Ada 3 argumentasi pokok hasil penelitian konflik tersebut yaitu pertama, konflik muncul karena adanya kehampaan hak warga masyarakat. Warga mengalami kesulitan dalam mengimplementasikan hak-haknya.

Kedua, dalam situasi tersebut, warga cenderung memilih strategi berjuang yang disebut “Strategi Perlawanan atas Kehampaan Hak”. Warga lebih memilih kompensasi finansial ketimbang hukum dan perlawanan kehampaan hak.

Ketiga, mekanisme resolusi konflik tidak efektif, karena umumnya dari 150 kasus yang diteliti, 68% kasus tidak terselesaikan.

Menurut Ward, di atas kertas, warga negara memiliki beragam hak untuk melindungi kepentingannya.
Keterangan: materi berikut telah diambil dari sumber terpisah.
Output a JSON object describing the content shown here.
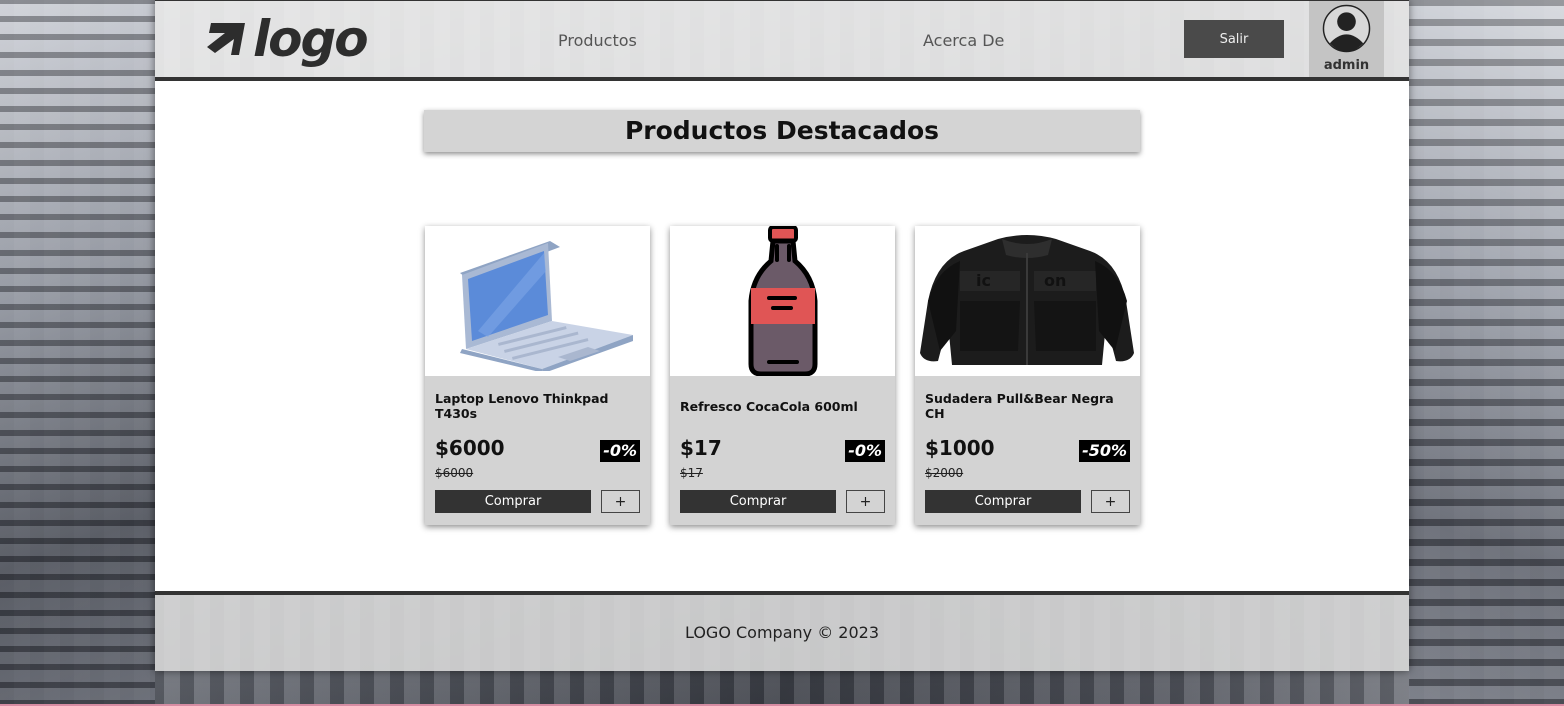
{
  "header": {
    "logo_text": "logo",
    "nav": [
      {
        "label": "Productos"
      },
      {
        "label": "Acerca De"
      }
    ],
    "logout_label": "Salir",
    "user_name": "admin"
  },
  "main": {
    "section_title": "Productos Destacados",
    "products": [
      {
        "name": "Laptop Lenovo Thinkpad T430s",
        "price": "$6000",
        "old_price": "$6000",
        "discount": "-0%",
        "buy_label": "Comprar",
        "add_label": "+",
        "image": "laptop-image"
      },
      {
        "name": "Refresco CocaCola 600ml",
        "price": "$17",
        "old_price": "$17",
        "discount": "-0%",
        "buy_label": "Comprar",
        "add_label": "+",
        "image": "soda-bottle-image"
      },
      {
        "name": "Sudadera Pull&Bear Negra CH",
        "price": "$1000",
        "old_price": "$2000",
        "discount": "-50%",
        "buy_label": "Comprar",
        "add_label": "+",
        "image": "jacket-image"
      }
    ]
  },
  "footer": {
    "text": "LOGO Company © 2023"
  },
  "colors": {
    "header_bg": "#e6e6e6",
    "dark": "#333333",
    "card_bg": "#d3d3d3",
    "accent_red": "#e05555",
    "laptop_screen": "#5b8bd9"
  }
}
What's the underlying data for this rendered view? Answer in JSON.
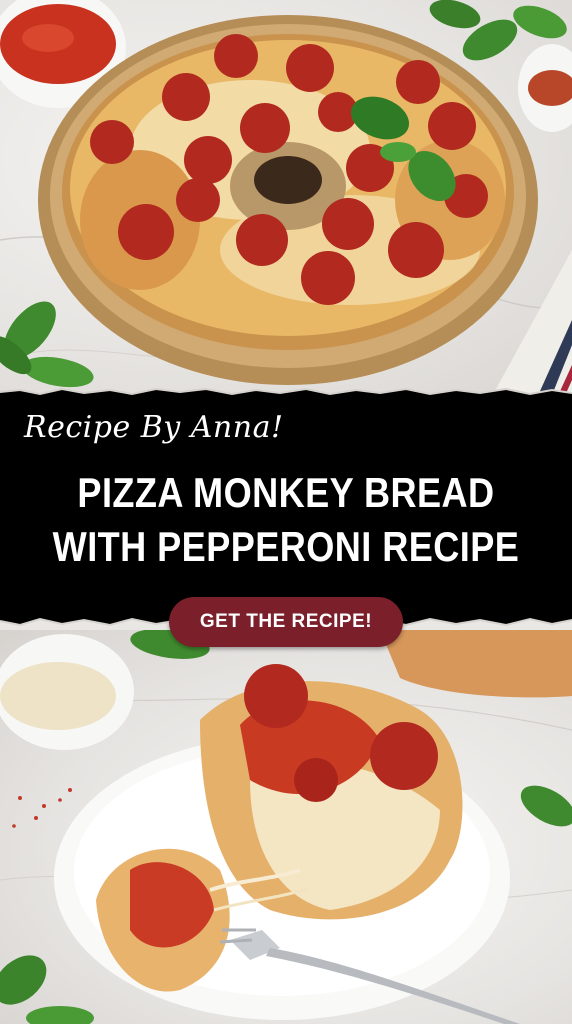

Oleh karena itu, perusahaan harus meminta persertujuan warga sebelum memasukkan tanah warga ke dalam sebuah perusahaan.

Namun, riset tersebut menemukan bahwa warga masyarakat amat sulit mendapatkan hak-haknya. Karena itu, perlindungan terhadap kepentingan warga desa menjadi tidak efektif.

Perusahaan juga harus memperoleh berbagai perizinan dan mematuhi segala aturan yang ada. Dalam banyak kasus, komunitas warga berhak atas skema bagi hasil yakni skema inti plasma atau kemitraan. Akhirnya, warga juga punya hak untuk mengorganisasi diri dan memprotes.

Dari berbagai macam hak yang dimiliki warga, yang menjadi masalah utama adalah realisasi hak-hak tersebut. “Itulah yang dimaksud dengan ‘kehampaan hak’. Secara resmi memang ada hak, tetapi isinya kosong. Dalam protes-protes warga, sering terjadi kriminalisasi dan represi/kekerasan,” ujar Ward.

Dia mengatakan, ada tiga sumber kehampaan hak. Pertama, hak tanah yang terbatas karena keterbatasan pengakuan hak individual atas “warisan kcolonial” yang muncul di domein velklaring 1870. Sampai saat ini masih ada lahan yang cukup luas dan warga masih tetap sulit untuk mendapatkan hak haknya akibat warisan kolonial tersebut.

Kedua, perlindungan hukum yang tersisa dirusak melalui aturan-aturan tingkat bawah yang diterapkan, backdooring of the law.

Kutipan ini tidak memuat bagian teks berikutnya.